Conference out of the way, I turn my attentions to the meet ups I’ve planned. S offers up a slot on Saturday, one which takes me into the lush green countryside of Kent and the Hevercastle grounds. Seven hundred years of history is the grounds main selling point, one that is hard to argue with given that that history includes arguably England’s most licentious of kings, Henry VIII, and Anne Boleyn. Trying to detangle the mess of consort, sister, sister-in-law, woman in waiting and mistress just about does my head in before I give up, opting to go along with the tour through the castle grounds instead. At the yew maze, we take the wrong turn several times, somehow exiting at the entrance having doubled back on myself several times. The castle and grounds are the sort of thing I suspect will be better enjoyed at a more leisurely pace, with great company, food and blankets for a chilled lunch and plenty of time to kill, to allow one take in all there is on offer.
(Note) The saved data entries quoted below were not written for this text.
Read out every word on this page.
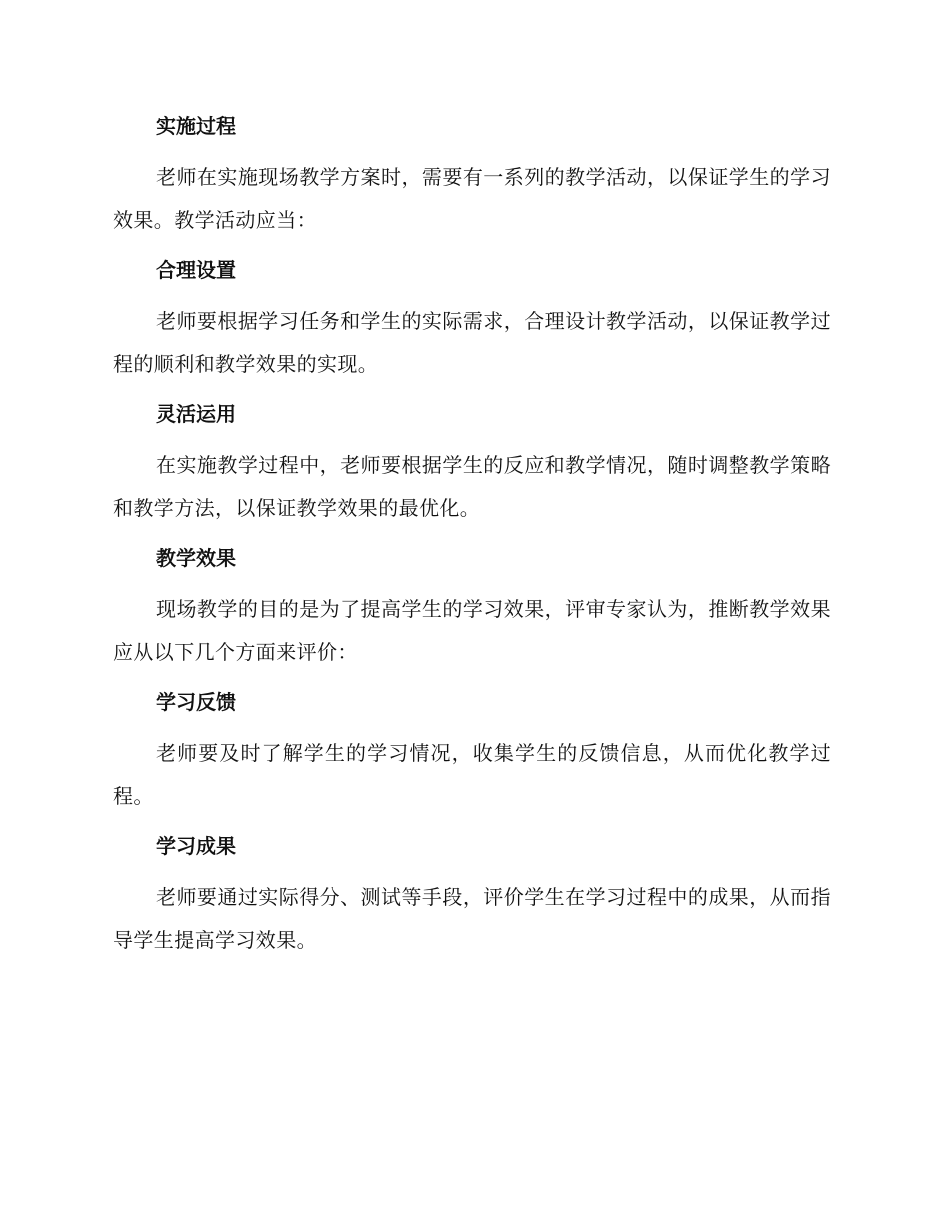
实施过程

老师在实施现场教学方案时，需要有一系列的教学活动，以保证学生的学习效果。教学活动应当：

合理设置

老师要根据学习任务和学生的实际需求，合理设计教学活动，以保证教学过程的顺利和教学效果的实现。

灵活运用

在实施教学过程中，老师要根据学生的反应和教学情况，随时调整教学策略和教学方法，以保证教学效果的最优化。

教学效果

现场教学的目的是为了提高学生的学习效果，评审专家认为，推断教学效果应从以下几个方面来评价：

学习反馈

老师要及时了解学生的学习情况，收集学生的反馈信息，从而优化教学过程。

学习成果

老师要通过实际得分、测试等手段，评价学生在学习过程中的成果，从而指导学生提高学习效果。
For dinner, we head back into the comparatively dystopian borough of Lewisham for some proper Nigerian fare. The scent of all soups Nigerian wafting into my nose tempts me sorely to break my self imposed pounded yam moratorium but some chicken suya rescues me from tossing five years of abstinence down the drain.

***

Sunday is comparatively more laid back than any of the days which have gone before. A late decision has me leaving my bags in storage and hailing an Uber to one of my old Sunday haunts, Trinity Chapel. R, the Lithunian driver and I get along, he’s intrigued when I say I am from Scotland by way of Nigeria, our talk seguing into the weather. Oddly for a cabbie, he holds interesting views on global warming, his concerns being around the low lying regions of the world which could disappear for good. Interesting is all I can mutter under my breath, before a quick google search leads us to World Under Water which I recommend as light bedside reading for him.

Significantly changed from how I remember it is the only way I can describe how I find Trinity Chapel but it is an entirely enjoyable, if different experience. The message is about leaving the past behind and focusing on making the most of today. In between I drift off into thoughts of how forgetting can be a mercy. A line from Lesley Nneka Arimah’s Caine Prize shortlisted story, ‘What it Means When a Man Falls From the Sky’ comes to mind, in which the protagonist Nneoma ponders what being unable to forget could do to one. Her conclusion,  the sense of a thousand falling men landing on you.

The lure of jollof rice, dodo and chicken is more than I can resist, which is how I end up at S’s, the plan being to down a quick lunch before my long slog up to Heathrow for my return flight begins. A couple of detours later, I find I am done with lunch and setting off at 5.30 pm with a nagging thought that I might have left it too late. Two train changes later – at Stratford and at Holburn – I end up at Heathrow just before a quarter to eight. Thankfully, the walk through security is quick and I end up having a bit of time on my hands – delayed flight notwithstanding.

***

It is nearly midnight when I eventually get home, late flight issues being compounded by several late arrivals overwhelming the capacity of the taxi rank to deal with the influx. An hour’s wait endured, I am soon speeding home to my corner of the world. Home, and the safety of routine beckon – laundry, reheated left overs and work. Adulting, eh?